DealLawyers.com Blog

December 1, 2017

Is That Chain of E-Mail Messages a Purchase Agreement?

This Weil Gotshal blog flags a scary new Texas case that says when it comes to finding yourself with a potentially binding deal, don’t just worry about the language of your LOI or term sheet – keep an eye on your inbox as well.  Here’s an excerpt:

A recent Texas Court of Appeals decision, Le Norman Operating LLC. v. Chalker Energy Partners III, LLC, No. 01-15-01099-CV, 2017 WL 4366265 (Tex. App.—Houston [1st Dist.] Oct. 3, 2017), suggests that a definitive agreement can exist by virtue of a series of emails between the parties confirming the essential terms of their deal, despite a confidentiality agreement signed at the beginning of an auction process by all potential bidders that specifically provided as follows:

“No obligation. The Parties hereto understand that unless and until a definitive agreement has been executed and delivered, no contract or agreement providing for a transaction between the Parties shall be deemed to exist and neither Party will be under any legal obligation of any kind whatsoever with respect to such transaction by virtue of this or any written or oral expression thereof, except, in the case of this Agreement, for the matters specially agreed to herein. For purposes of this Agreement, the term “definitive agreement” does not include an executed letter of intent or any other preliminary written agreement or offer, unless specifically so designated in writing and executed by both Parties.”

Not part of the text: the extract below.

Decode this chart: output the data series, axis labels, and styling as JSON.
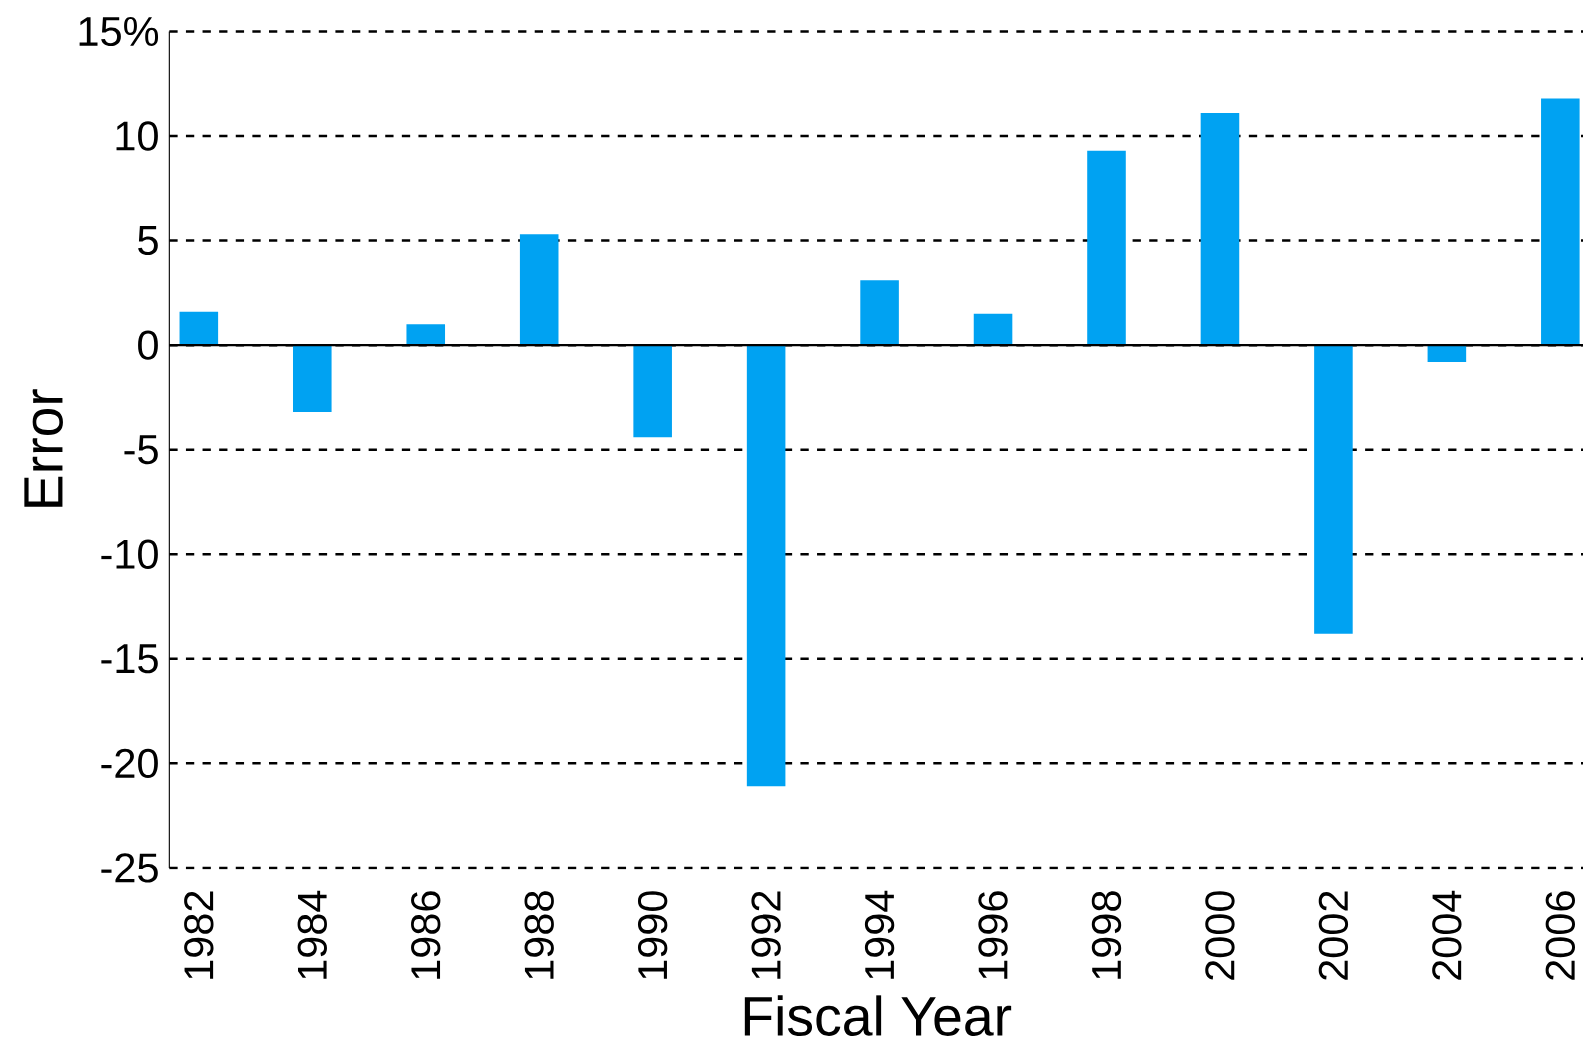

In reaching its decision, the court noted that the confidentiality agreement didn’t specify what a definitive agreement had to look like, and that since a chain of email messages between the parties over a two day period set forth in writing “the assets to be sold, the purchase price, a closing day, and other key provisions” of the deal, those messages might qualify as a definitive agreement. As a result, it refused to grant summary judgment on the defendant’s contention that no definitive agreement existed.

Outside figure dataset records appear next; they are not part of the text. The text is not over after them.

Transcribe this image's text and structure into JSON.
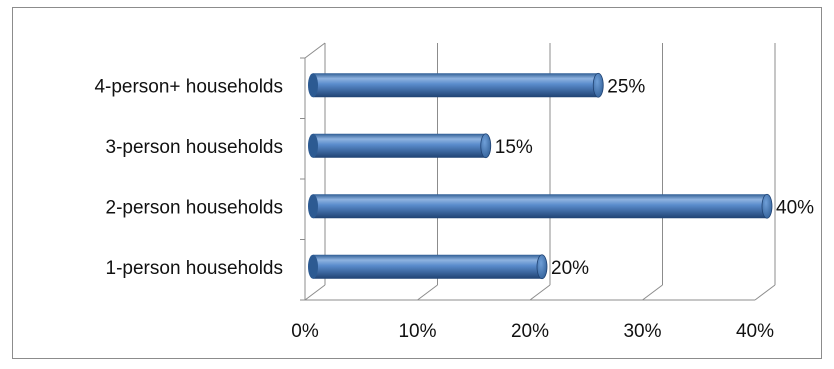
{
  "chart_data": {
    "type": "bar",
    "orientation": "horizontal",
    "style": "3d-cylinder",
    "categories": [
      "1-person households",
      "2-person households",
      "3-person households",
      "4-person+ households"
    ],
    "values": [
      20,
      40,
      15,
      25
    ],
    "data_labels": [
      "20%",
      "40%",
      "15%",
      "25%"
    ],
    "xlim": [
      0,
      40
    ],
    "x_ticks": [
      0,
      10,
      20,
      30,
      40
    ],
    "x_tick_labels": [
      "0%",
      "10%",
      "20%",
      "30%",
      "40%"
    ],
    "bar_color": "#4f81bd",
    "grid": true,
    "title": "",
    "xlabel": "",
    "ylabel": ""
  }
}
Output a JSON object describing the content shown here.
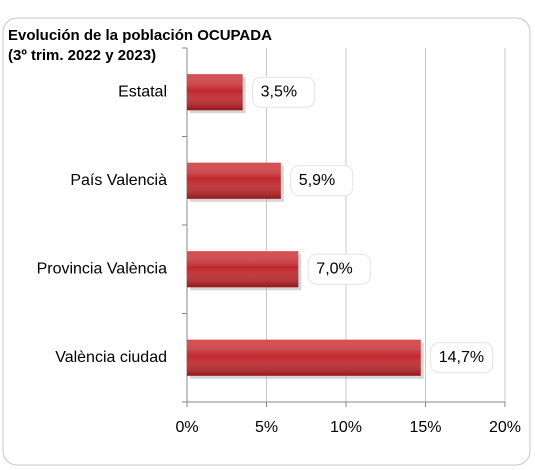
{
  "chart_data": {
    "type": "bar",
    "orientation": "horizontal",
    "title": "Evolución de la población OCUPADA",
    "subtitle": "(3º trim. 2022 y 2023)",
    "categories": [
      "Estatal",
      "País Valencià",
      "Provincia València",
      "València ciudad"
    ],
    "values": [
      3.5,
      5.9,
      7.0,
      14.7
    ],
    "value_labels": [
      "3,5%",
      "5,9%",
      "7,0%",
      "14,7%"
    ],
    "color": "#c0272d",
    "xlim": [
      0,
      20
    ],
    "xticks": [
      {
        "value": 0,
        "label": "0%"
      },
      {
        "value": 5,
        "label": "5%"
      },
      {
        "value": 10,
        "label": "10%"
      },
      {
        "value": 15,
        "label": "15%"
      },
      {
        "value": 20,
        "label": "20%"
      }
    ],
    "grid": true
  }
}
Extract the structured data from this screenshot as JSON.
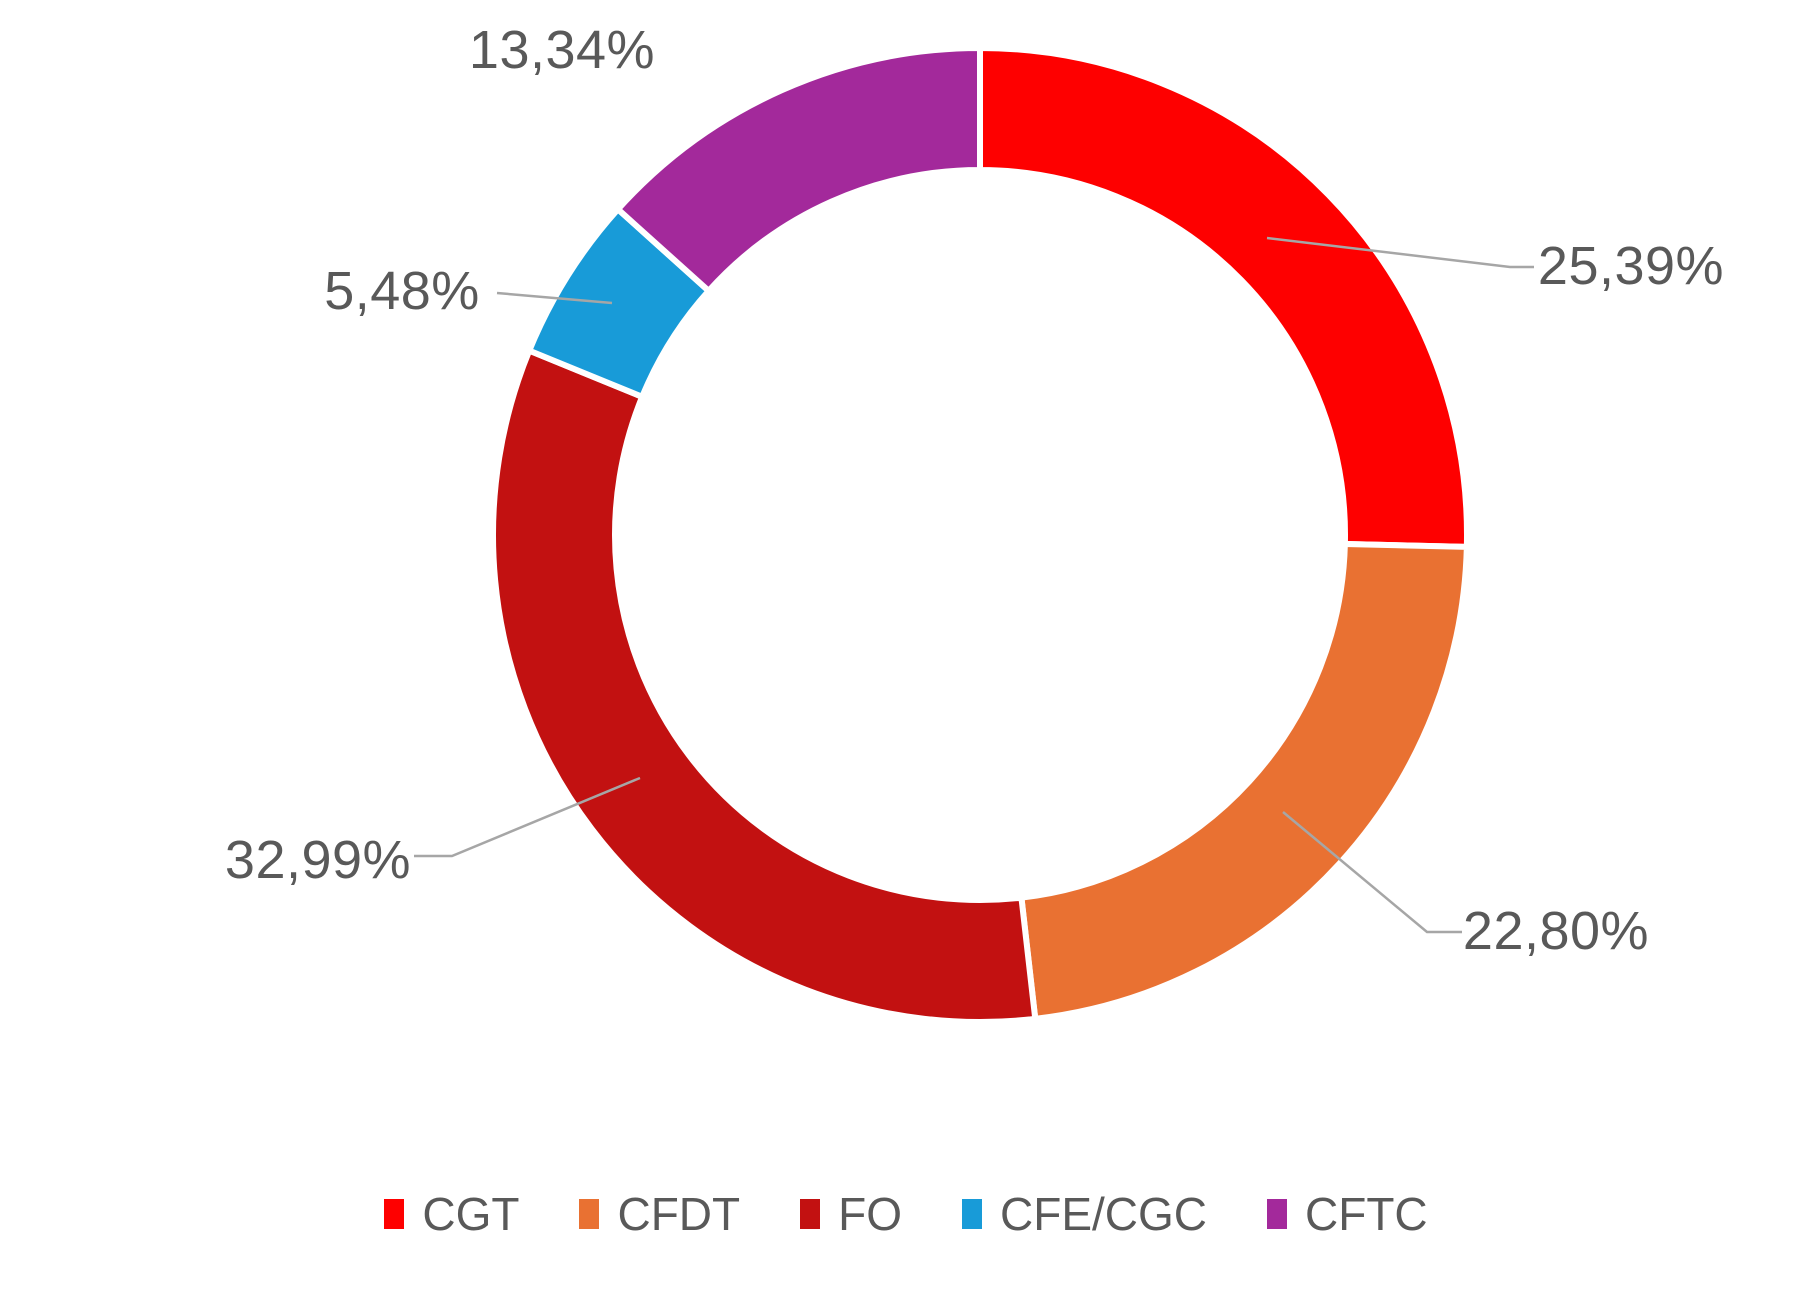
{
  "chart_data": {
    "type": "pie",
    "subtype": "donut",
    "title": "",
    "categories": [
      "CGT",
      "CFDT",
      "FO",
      "CFE/CGC",
      "CFTC"
    ],
    "values": [
      25.39,
      22.8,
      32.99,
      5.48,
      13.34
    ],
    "labels": [
      "25,39%",
      "22,80%",
      "32,99%",
      "5,48%",
      "13,34%"
    ],
    "colors": [
      "#FE0000",
      "#E97132",
      "#C21111",
      "#189BD8",
      "#A3299B"
    ],
    "start_angle_deg": 0,
    "direction": "clockwise",
    "inner_radius_ratio": 0.75,
    "slice_gap_color": "#FFFFFF",
    "label_color": "#595959",
    "leader_line_color": "#A6A6A6",
    "legend_position": "bottom"
  },
  "legend": {
    "items": [
      {
        "label": "CGT"
      },
      {
        "label": "CFDT"
      },
      {
        "label": "FO"
      },
      {
        "label": "CFE/CGC"
      },
      {
        "label": "CFTC"
      }
    ]
  }
}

It’s tempting to conclude that this is just “one of those Texas things” – I’m looking at you, Pennzoil – but the blog says that’s probably not a good idea:

At first blush it may be tempting to dismiss this case as an aberration. But simply stating that an offer or acceptance of specified terms is “subject to contract” has repeatedly proven to be a very ineffective means of avoiding the formation of a contract based on the otherwise agreed terms set forth in a preliminary agreement.

Indeed, the New York Court of Appeals recently said that “[l]ess ambiguous and more certain language is necessary to remove any doubt of the parties’ intent not to be bound.” And the fact that earlier preliminary agreements contain language clearly disclaiming intent to be legally bound does not preclude later writings and conduct of the parties from becoming binding contracts.